WCAG 2.1 vs 2.2

15 Jul 2022

WCAG 2.2 guidelines are an updated set of web accessibility standards being drafted by the W3C. Their upcoming release contains new success criteria that builds on the WCAG 2.1 standard while still leaving the existing guidelines intact. Understanding WCAG 2.2 vs WCAG 2.1 is an important step for your organization’s long term web accessibility strategy.

What’s new in WCAG 2.2?

The WCAG 2.2 guidelines add 9 additional success criteria including additions to the Navigable, Input Modalities, Predictable, and Input Assistance sections. According to the working draft of the WCAG 2.2 guidelines

“WCAG 2.2 was initiated with the goal to continue the work of WCAG 2.1: Improving accessibility guidance for three major groups: users with cognitive or learning disabilities, users with low vision, and users with disabilities on mobile devices.” 

These improvements include…

  • 2.4.11 Focus Appearance (minimum), AA
  • 2.4.12 Focus Appearance (enhanced), AAA
  • 2.4.13 Page Break Navigation, A
  • 2.5.7 Dragging Movements, AA
  • 2.5.8 Target Size(minimum), AA
  • 3.2.6 Consistent Help, A
  • 3.2.7 Visible Controls, AA
  • 3.3.7 Accessible Authentication, A
  • 3.3.8 Redundant Entry, A

When will WCAG 2.2 be released?

A working draft of the WCAG 2.2 guidelines is available however the full release is still coming down the road. At the moment, the W3C plans on releasing the final draft of WCAG 2.2 by September of 2022.

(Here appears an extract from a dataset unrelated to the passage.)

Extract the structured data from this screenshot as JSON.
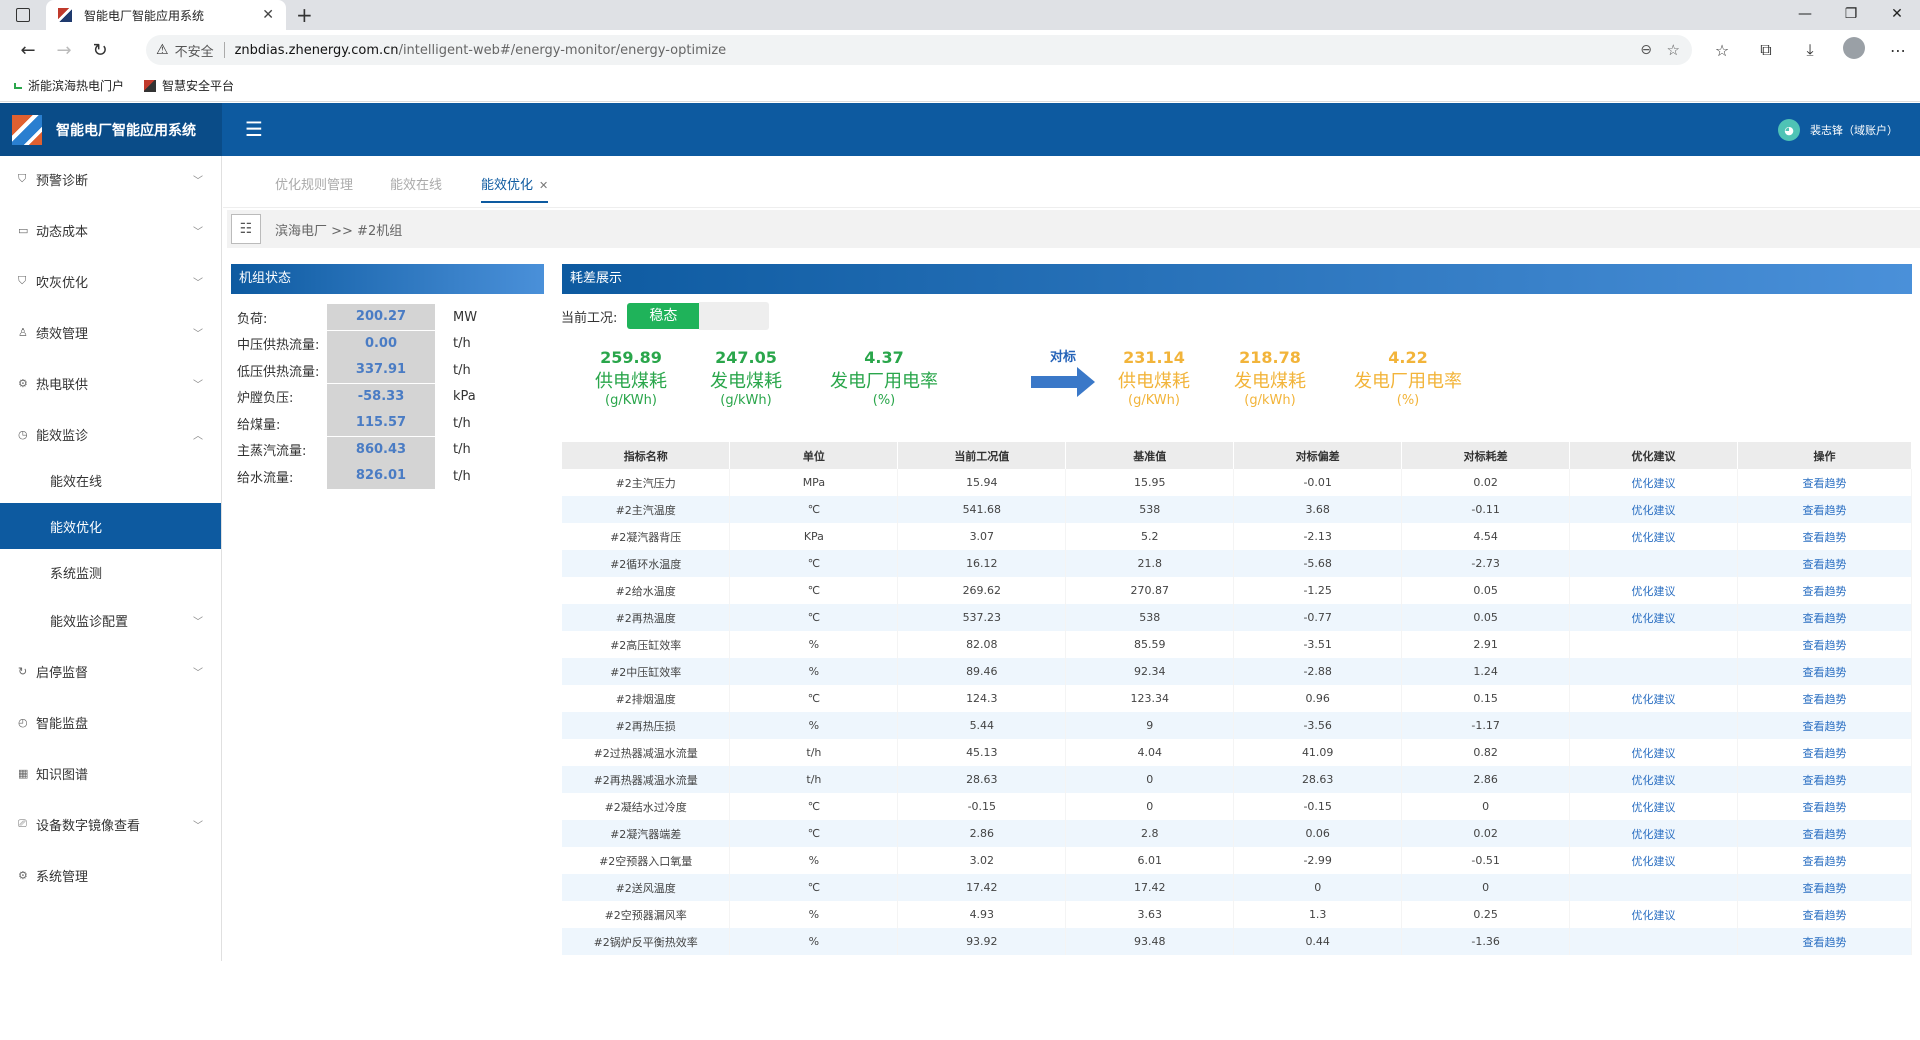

What comes after 2.2? – WCAG 3.0

This latest update to the WCAG guidelines will be followed by a complete re-write of the WCAG standard. While 2.1 and 2.2 standards will carry the same legitimacy as before, the 3.0 guidelines are aimed at simplifying success criteria and creating a framework that is easier to understand and achieve.  The WCAG 3.0 guidelines are currently being written with a draft available on the W3C website.

What does this mean for my web accessibility strategy?

The great thing about the WCAG 2.2 guidelines is that they are backwards compatible with the existing 2.1 ruleset. This means that if you already have a web accessibility strategy at your organization, you won’t have to make large process changes to be conforming. In fact, the 2.1 standard will hold the same weight as it currently does.